June 20, 2013 by Liberty
*This is part of a 13 part series that will be updated daily. Be sure to follow this blog with the message on the sidebar to not miss out on all the lessons.*
One of the best ways to feed an addiction is to fight it.
This probably sounds horrible to the majority of people but it’s true. The vast majority of people waste a significant amount of time fighting addictions and neuroses.

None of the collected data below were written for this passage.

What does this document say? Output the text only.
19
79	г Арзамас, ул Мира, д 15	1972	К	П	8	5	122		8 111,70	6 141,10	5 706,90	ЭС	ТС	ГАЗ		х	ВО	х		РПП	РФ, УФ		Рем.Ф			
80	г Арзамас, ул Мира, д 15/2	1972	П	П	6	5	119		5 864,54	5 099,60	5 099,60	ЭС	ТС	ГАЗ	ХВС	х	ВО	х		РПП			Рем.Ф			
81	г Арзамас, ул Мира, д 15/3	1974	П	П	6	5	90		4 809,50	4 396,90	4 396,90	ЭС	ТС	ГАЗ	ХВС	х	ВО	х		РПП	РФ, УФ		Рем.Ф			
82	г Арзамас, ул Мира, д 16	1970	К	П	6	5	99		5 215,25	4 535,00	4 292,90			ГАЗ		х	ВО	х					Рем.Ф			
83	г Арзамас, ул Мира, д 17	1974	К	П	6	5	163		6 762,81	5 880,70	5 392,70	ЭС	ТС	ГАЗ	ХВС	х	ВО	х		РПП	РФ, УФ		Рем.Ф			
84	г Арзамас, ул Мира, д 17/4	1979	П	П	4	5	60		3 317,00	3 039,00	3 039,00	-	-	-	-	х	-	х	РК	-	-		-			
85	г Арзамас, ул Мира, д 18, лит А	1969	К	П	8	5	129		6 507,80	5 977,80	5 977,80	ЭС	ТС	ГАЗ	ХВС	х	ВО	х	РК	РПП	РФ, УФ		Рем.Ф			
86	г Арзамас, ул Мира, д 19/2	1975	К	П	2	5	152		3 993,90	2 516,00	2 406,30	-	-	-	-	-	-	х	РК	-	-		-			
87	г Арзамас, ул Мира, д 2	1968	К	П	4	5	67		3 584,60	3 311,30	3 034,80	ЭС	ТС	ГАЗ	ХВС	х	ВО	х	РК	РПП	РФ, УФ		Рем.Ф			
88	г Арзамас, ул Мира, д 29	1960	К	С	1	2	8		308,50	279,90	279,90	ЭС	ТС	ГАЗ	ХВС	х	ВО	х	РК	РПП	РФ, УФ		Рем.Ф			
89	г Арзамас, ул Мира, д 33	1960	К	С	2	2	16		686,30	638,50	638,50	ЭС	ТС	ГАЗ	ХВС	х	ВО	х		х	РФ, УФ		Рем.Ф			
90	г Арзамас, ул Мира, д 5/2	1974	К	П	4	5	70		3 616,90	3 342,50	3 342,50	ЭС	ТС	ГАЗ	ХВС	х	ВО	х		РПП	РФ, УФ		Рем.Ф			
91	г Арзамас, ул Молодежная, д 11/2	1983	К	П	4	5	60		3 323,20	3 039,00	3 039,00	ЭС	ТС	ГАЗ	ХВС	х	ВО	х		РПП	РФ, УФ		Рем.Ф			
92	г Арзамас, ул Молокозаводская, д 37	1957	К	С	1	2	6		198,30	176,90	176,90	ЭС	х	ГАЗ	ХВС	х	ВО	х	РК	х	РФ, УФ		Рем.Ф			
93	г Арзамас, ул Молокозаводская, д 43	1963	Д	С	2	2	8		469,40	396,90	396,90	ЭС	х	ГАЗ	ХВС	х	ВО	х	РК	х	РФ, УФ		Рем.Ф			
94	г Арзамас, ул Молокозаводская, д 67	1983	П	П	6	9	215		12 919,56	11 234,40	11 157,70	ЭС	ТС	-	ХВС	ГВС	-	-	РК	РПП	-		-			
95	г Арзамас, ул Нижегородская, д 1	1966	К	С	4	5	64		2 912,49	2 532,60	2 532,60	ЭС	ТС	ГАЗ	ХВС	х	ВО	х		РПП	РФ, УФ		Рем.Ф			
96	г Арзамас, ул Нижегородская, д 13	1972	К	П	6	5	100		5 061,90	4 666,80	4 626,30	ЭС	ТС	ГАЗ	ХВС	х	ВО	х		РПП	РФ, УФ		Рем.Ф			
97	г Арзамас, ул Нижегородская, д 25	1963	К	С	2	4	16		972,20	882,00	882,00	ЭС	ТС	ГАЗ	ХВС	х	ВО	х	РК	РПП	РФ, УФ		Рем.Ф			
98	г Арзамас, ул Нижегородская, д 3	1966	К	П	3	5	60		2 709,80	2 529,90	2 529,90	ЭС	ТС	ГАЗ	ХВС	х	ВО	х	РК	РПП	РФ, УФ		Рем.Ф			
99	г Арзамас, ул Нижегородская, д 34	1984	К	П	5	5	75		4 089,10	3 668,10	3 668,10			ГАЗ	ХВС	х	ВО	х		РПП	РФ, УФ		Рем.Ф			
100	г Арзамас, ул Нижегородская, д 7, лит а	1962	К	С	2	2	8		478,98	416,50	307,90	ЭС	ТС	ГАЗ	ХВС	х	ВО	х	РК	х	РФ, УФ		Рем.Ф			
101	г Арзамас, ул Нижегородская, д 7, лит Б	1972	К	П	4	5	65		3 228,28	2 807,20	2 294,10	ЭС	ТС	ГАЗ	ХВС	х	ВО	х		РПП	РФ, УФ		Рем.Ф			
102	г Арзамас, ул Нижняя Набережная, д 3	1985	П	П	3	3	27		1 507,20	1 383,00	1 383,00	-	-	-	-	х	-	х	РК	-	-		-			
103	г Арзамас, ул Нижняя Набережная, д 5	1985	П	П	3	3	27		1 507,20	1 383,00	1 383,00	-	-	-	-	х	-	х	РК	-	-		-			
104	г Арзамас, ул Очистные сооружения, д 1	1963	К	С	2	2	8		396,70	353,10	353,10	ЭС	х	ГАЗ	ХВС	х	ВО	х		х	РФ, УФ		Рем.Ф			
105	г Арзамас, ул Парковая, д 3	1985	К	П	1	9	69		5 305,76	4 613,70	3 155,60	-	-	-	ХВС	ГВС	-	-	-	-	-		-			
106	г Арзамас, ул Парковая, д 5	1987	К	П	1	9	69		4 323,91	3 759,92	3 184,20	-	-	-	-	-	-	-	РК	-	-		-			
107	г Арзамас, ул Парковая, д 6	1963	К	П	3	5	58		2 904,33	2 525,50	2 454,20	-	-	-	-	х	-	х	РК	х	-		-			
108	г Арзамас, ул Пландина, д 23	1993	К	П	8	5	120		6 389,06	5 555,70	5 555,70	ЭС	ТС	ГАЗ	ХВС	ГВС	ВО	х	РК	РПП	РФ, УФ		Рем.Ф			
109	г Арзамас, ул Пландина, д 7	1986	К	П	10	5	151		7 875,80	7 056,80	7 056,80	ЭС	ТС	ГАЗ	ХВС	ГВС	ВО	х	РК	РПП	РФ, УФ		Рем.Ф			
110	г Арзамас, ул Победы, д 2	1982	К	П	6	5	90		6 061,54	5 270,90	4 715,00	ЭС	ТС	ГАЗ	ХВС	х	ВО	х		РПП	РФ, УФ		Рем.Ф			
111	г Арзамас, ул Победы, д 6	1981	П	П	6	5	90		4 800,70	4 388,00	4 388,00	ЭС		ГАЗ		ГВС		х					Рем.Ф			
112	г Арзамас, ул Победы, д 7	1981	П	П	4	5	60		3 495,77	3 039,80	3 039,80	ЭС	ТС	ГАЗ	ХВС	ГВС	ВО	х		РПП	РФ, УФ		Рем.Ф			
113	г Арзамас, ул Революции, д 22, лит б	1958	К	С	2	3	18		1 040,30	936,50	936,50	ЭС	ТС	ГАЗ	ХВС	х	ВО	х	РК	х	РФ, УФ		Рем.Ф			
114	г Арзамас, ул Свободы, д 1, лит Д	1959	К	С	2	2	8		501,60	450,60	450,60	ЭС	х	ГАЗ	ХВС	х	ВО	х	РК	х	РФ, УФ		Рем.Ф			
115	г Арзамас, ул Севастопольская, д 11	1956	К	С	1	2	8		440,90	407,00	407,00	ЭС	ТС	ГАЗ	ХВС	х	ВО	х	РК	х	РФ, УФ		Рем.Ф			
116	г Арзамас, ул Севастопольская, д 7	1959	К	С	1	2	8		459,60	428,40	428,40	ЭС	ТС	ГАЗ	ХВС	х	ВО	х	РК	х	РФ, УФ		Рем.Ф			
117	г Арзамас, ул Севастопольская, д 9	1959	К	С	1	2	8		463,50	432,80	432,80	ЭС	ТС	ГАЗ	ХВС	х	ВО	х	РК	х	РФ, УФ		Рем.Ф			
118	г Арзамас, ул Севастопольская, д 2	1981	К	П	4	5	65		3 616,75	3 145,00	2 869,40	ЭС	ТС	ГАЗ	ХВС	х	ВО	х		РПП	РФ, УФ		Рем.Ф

Example: Jane is feeling depressed for a few days. Jane decides to see a therapist. Suddenly, her depression has a set schedule of once a week to come back. Naturally, her therapist makes it go away until the next week. The problem is that Jane regularly remembers the fact that “she’s depressed” that adds to the problems.
Smokers are probably familiar with how difficult it is to quit smoking, even when they’re taking nicotine gum. Addiction goes beyond simple chemicals. Our mind gets addicted as well. That’s a good thing. Patterns help people live more efficiently. Addictions to those patterns aren’t a bad thing until those patterns turn out to be self destructive.
The mind isn’t stupid though. Mild addictions don’t have to become debilitating ones. The people with mild addictions are usually the ones fighting the addiction.
The mind will constantly become occupied by the things that you’re fighting. When you fight the addiction, breaking it will become harder. A smoker might remember the days when they didn’t smoke on accident. They just got caught up and forget that they normally needed a smoke. That can’t happen if you’re too worried about the addiction.
If you have a long term mild problem with an addiction, you have to make the decision. Either fight it and stop it NOW, or accept it and focus on the important things in life.